Rudi has now been painting frames with one arm for longer than he painted with two, and he mentioned that some of the best frame art he has created was sprayed with his left arm. Between those focused creative moments, he has also experienced a great deal of discrimination from customers and individuals throughout the bike industry. From asking inappropriate questions to blatantly calling him “the cripple,” he’s heard it all. Rudi says he’s grown really good at deflection, and can change the subject like no other, but the crass comments from peers and clients continue.

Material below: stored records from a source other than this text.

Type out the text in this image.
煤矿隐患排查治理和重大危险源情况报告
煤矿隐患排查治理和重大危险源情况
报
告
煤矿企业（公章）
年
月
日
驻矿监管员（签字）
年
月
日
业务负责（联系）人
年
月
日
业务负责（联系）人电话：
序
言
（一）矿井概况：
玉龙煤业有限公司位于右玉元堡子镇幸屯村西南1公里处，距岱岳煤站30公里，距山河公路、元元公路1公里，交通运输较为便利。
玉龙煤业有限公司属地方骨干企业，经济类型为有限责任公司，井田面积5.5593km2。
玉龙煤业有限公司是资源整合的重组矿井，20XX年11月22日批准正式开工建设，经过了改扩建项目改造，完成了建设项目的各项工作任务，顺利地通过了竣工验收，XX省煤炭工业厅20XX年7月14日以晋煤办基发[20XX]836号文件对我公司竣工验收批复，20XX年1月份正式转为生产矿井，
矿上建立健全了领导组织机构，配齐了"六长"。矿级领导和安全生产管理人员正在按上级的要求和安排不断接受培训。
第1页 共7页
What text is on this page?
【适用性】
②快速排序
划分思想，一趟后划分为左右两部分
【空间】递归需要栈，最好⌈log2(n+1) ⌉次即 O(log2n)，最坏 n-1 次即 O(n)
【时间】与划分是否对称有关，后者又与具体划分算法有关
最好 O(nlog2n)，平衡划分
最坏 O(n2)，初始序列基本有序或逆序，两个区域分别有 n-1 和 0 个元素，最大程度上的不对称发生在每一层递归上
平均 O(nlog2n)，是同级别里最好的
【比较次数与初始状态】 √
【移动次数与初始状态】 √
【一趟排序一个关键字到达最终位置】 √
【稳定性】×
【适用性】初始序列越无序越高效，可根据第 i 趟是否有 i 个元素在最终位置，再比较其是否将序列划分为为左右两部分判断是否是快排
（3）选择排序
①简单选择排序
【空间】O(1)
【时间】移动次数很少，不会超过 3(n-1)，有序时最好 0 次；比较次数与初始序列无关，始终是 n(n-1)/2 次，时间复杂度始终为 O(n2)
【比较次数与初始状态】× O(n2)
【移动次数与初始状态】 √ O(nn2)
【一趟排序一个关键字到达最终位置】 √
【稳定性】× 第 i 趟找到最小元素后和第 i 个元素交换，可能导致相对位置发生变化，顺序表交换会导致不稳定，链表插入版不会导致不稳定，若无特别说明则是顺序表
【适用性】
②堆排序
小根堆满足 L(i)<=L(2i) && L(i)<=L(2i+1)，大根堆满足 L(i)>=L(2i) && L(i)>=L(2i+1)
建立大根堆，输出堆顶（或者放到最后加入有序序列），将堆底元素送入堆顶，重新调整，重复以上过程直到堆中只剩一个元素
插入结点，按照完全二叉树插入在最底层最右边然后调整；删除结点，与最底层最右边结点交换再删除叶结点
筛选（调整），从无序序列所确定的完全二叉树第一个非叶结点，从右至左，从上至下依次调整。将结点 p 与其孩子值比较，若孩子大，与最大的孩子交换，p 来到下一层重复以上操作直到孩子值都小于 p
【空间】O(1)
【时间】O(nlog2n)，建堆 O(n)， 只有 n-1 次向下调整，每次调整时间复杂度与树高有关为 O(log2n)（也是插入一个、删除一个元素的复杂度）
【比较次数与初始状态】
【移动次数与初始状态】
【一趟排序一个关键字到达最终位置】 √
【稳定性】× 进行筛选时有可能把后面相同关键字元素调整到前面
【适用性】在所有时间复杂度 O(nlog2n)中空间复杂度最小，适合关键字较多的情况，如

Black Magic Paint continues to grow at a healthy pace, and will soon expand into a larger paint facility. This future location will provide the necessary space to streamline the painting process and will allow Rudi to ride his bike to work, which he’s super stoked about. Apart from the big move, Rudi says he is excited about some different methods, like ceramic coatings, that are working well and broadening the scope of work they can offer.
Whether you need your classic Klein fade repainted, or want to send you favorite frame in for a creative coat, the talented folks at Black Magic Paint can sort you out.
I would like to thank Rudi for sharing his story, and for sharing his aesthetic talents to make our two-wheeled-world look amazing.